In his own way
Cappy Jack ©2002
I decided to build a tree house out
in the back yard for the kids. I’d take time off at the birth of our third child
and have some fun. Celebrate, you know. My wife thought I was an idiot. She wanted
to be left alone with her Mother. I wouldn’t hear of it. I was there to serve like
any good husband. I could direct her Mother as well as her. That got me no favors.
I was a prick and I wanted sex, too.
I enlisted the husband of her best
friend, Maggie. Andy insists he was invited too. Ok. He was a reserved scientist
who had grown wary after our last time out. It was a disaster with the chain saw.
I would say that I was stupid but then so would he. He had a carved up forehead,
I had no scars from that one. If he had looked at me more carefully, he might have
seen that I was not opposed to taking risks. He didn’t expect the reward. Now proud
flesh is what I have to give to my son.
When it came time to nail to the tree
I backed down. I changed the plan and elaborated on the scope. A two-story tree
house, sand box on the bottom, next to the elm would be all right. The tree was
older than me and saw the wisdom of this. I needed Ben for the second story. Andy
would help with the first. Well, we saved some time with Andy’s suggestion to use
a prefab stair like they sold at Hechinger’s. He had sat on a hard wire shelf many
an hour while the old man cruised and dreamed big. He knew the specs. The sand box
was easy. Andy took a few swings at the large nails and didn’t want to bend them.

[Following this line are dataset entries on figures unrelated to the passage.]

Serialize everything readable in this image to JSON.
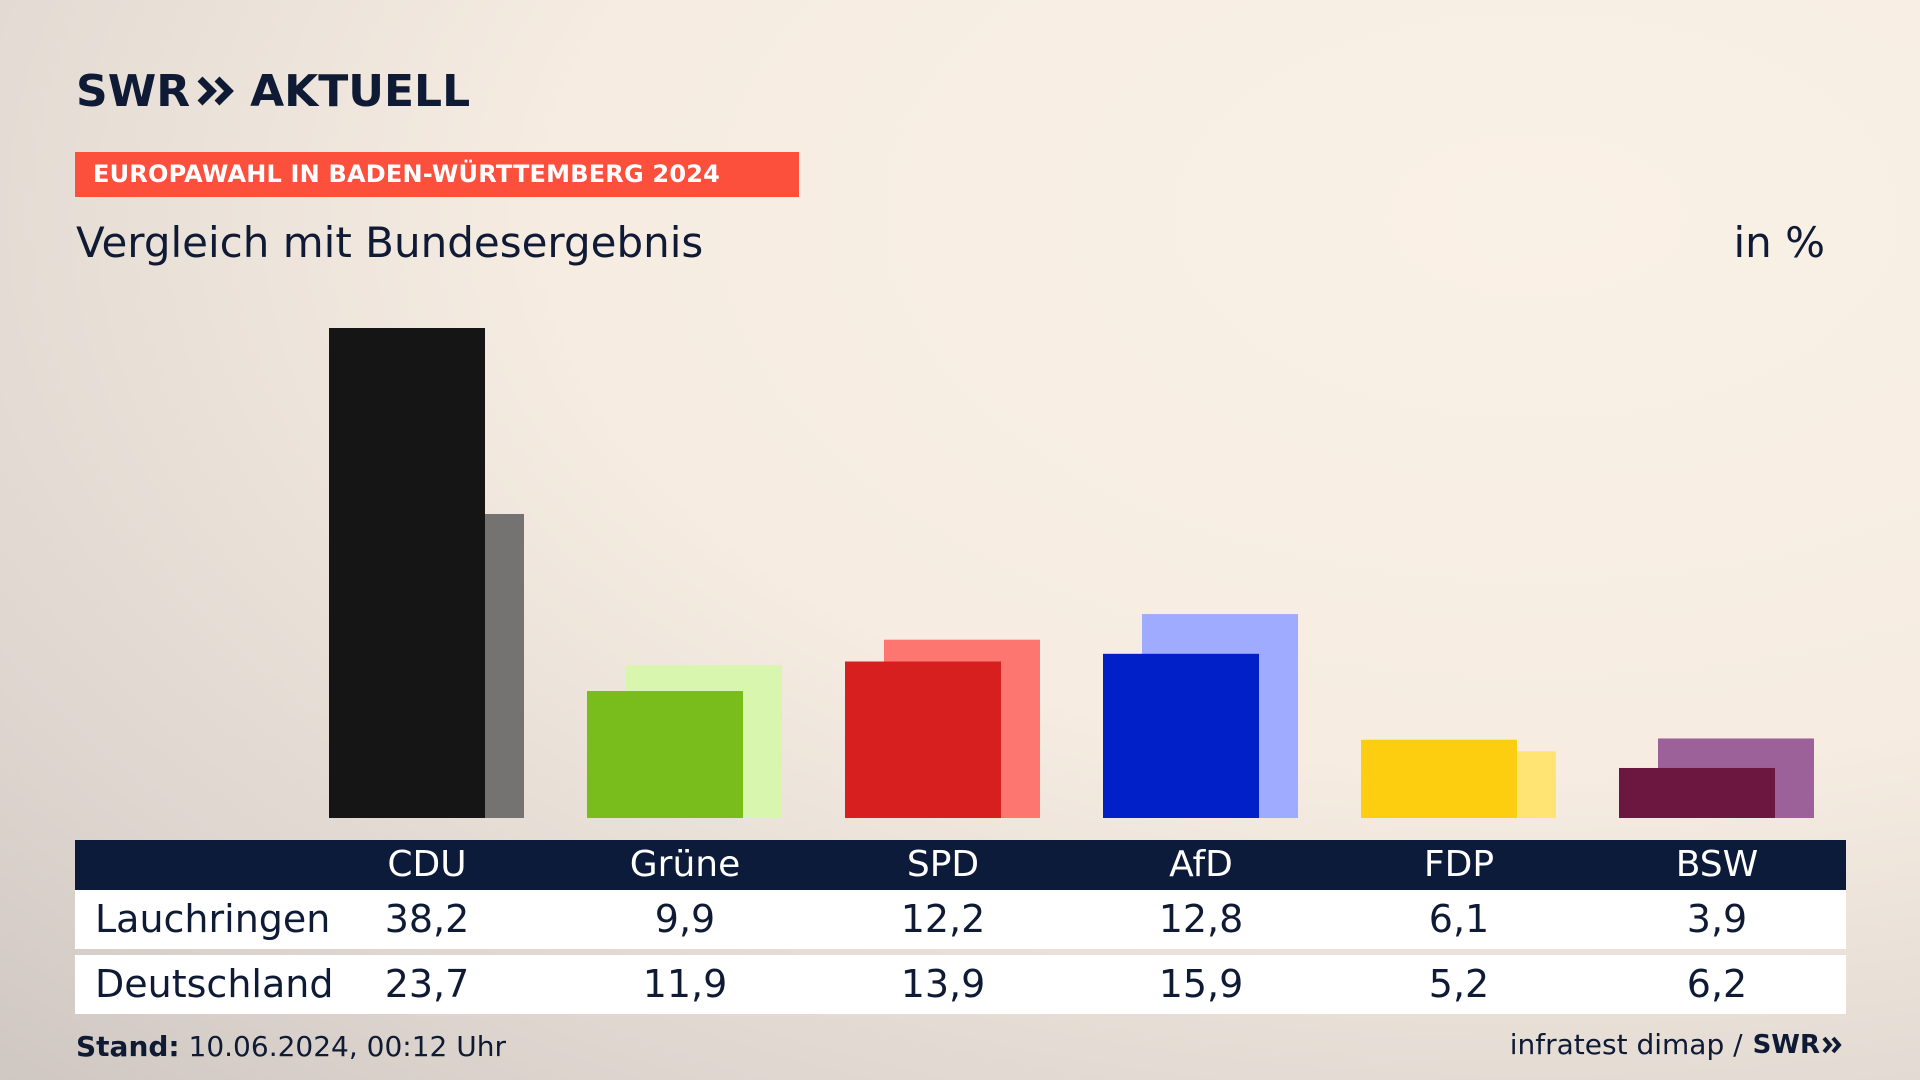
{
  "brand": {
    "name_left": "SWR",
    "name_right": "AKTUELL",
    "footer_logo": "SWR"
  },
  "kicker": "EUROPAWAHL IN BADEN-WÜRTTEMBERG 2024",
  "subtitle": "Vergleich mit Bundesergebnis",
  "unit": "in %",
  "footer": {
    "stand_label": "Stand:",
    "stand_value": "10.06.2024, 00:12 Uhr",
    "source": "infratest dimap /"
  },
  "table": {
    "row1_label": "Lauchringen",
    "row2_label": "Deutschland"
  },
  "chart_data": {
    "type": "bar",
    "categories": [
      "CDU",
      "Grüne",
      "SPD",
      "AfD",
      "FDP",
      "BSW"
    ],
    "series": [
      {
        "name": "Lauchringen",
        "values": [
          38.2,
          9.9,
          12.2,
          12.8,
          6.1,
          3.9
        ],
        "colors": [
          "#151515",
          "#79bd1c",
          "#d81f1f",
          "#0120c7",
          "#fdcd0f",
          "#6b1740"
        ]
      },
      {
        "name": "Deutschland",
        "values": [
          23.7,
          11.9,
          13.9,
          15.9,
          5.2,
          6.2
        ],
        "colors": [
          "#757371",
          "#d8f6ad",
          "#fe7670",
          "#9eabff",
          "#ffe373",
          "#9c6199"
        ]
      }
    ],
    "value_labels": {
      "Lauchringen": [
        "38,2",
        "9,9",
        "12,2",
        "12,8",
        "6,1",
        "3,9"
      ],
      "Deutschland": [
        "23,7",
        "11,9",
        "13,9",
        "15,9",
        "5,2",
        "6,2"
      ]
    },
    "ylim": [
      0,
      38.2
    ]
  }
}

He left them to me to deal with. I thought of Anthony’s directive on power. The
hammer should be able to drive the spike in three blows. I had a 22 ouncer and three
wouldn’t do. It was May and the gnats were out and my hair was in my face. We finished
in time for lunch. Gertrude wasn’t ready and my wife was pissed. Where was the help?
She and the girl had been together all morning. Where was I? Where are the kids?
Now don’t get excited, dear. I didn’t want to get mauled and this mother bear was
angry. Andy and I ate quick and alone. We left quietly, the baby was asleep.
Not for long when I ripped through
some wood I just had to cut now. I might as well do it all even if I don’t use it
until the end. It all gets there, don’t it? Andy was a big help. The uprights went
so fast we had the second story platform framed. I pushed hard wondering if we were
going to be served supper, hurried out to a restaurant or told we had to cook for
ourselves. It didn’t matter. My enthusiasm for the work rubbed off on Andy. We were
tired. I told Andy, before this, I think, to quit work when he felt tired. That’s
when all the mistakes get made. Measure twice, cut once.
It was just grunt work, moving stuff
off the plywood, when it happened. I stepped on an overhang that was not secured
yet. It tipped and tossed the tools down on Andy. He ducked his head and put his
arm up. Good thing he did because the drill bit that cut his arm might have cut
his neck. He is a smart boy. I teeter-tottered for a little bit, didn’t fall and
got down. He had tears in his eyes but he wasn’t crying. I looked at his cut, decided
to quit work right now and attend to it. The house was empty. I knew not to expect
dinner unless it was take out. I put a band-aid on it. Then I wrapper a kerchief
around it, too. We went back outside and cleaned up. Eventually the family got home
and there was hell to pay. “Looks like it should be stitched… maybe too late for
that.” Finally, “He’ll live, let’s eat dinner.” It was take out night at the Stewards.
Thai and mighty fine, it curried my favor.
Andy lived all right and learned to point out his proud flesh. He
was modest about how he got it. “Dad and I were working together and it happened.”
A hand up, my son, is really all I have to offer. Andy set
his stake at that point, by my own mind. And in his wisdom he proceeded to prosper.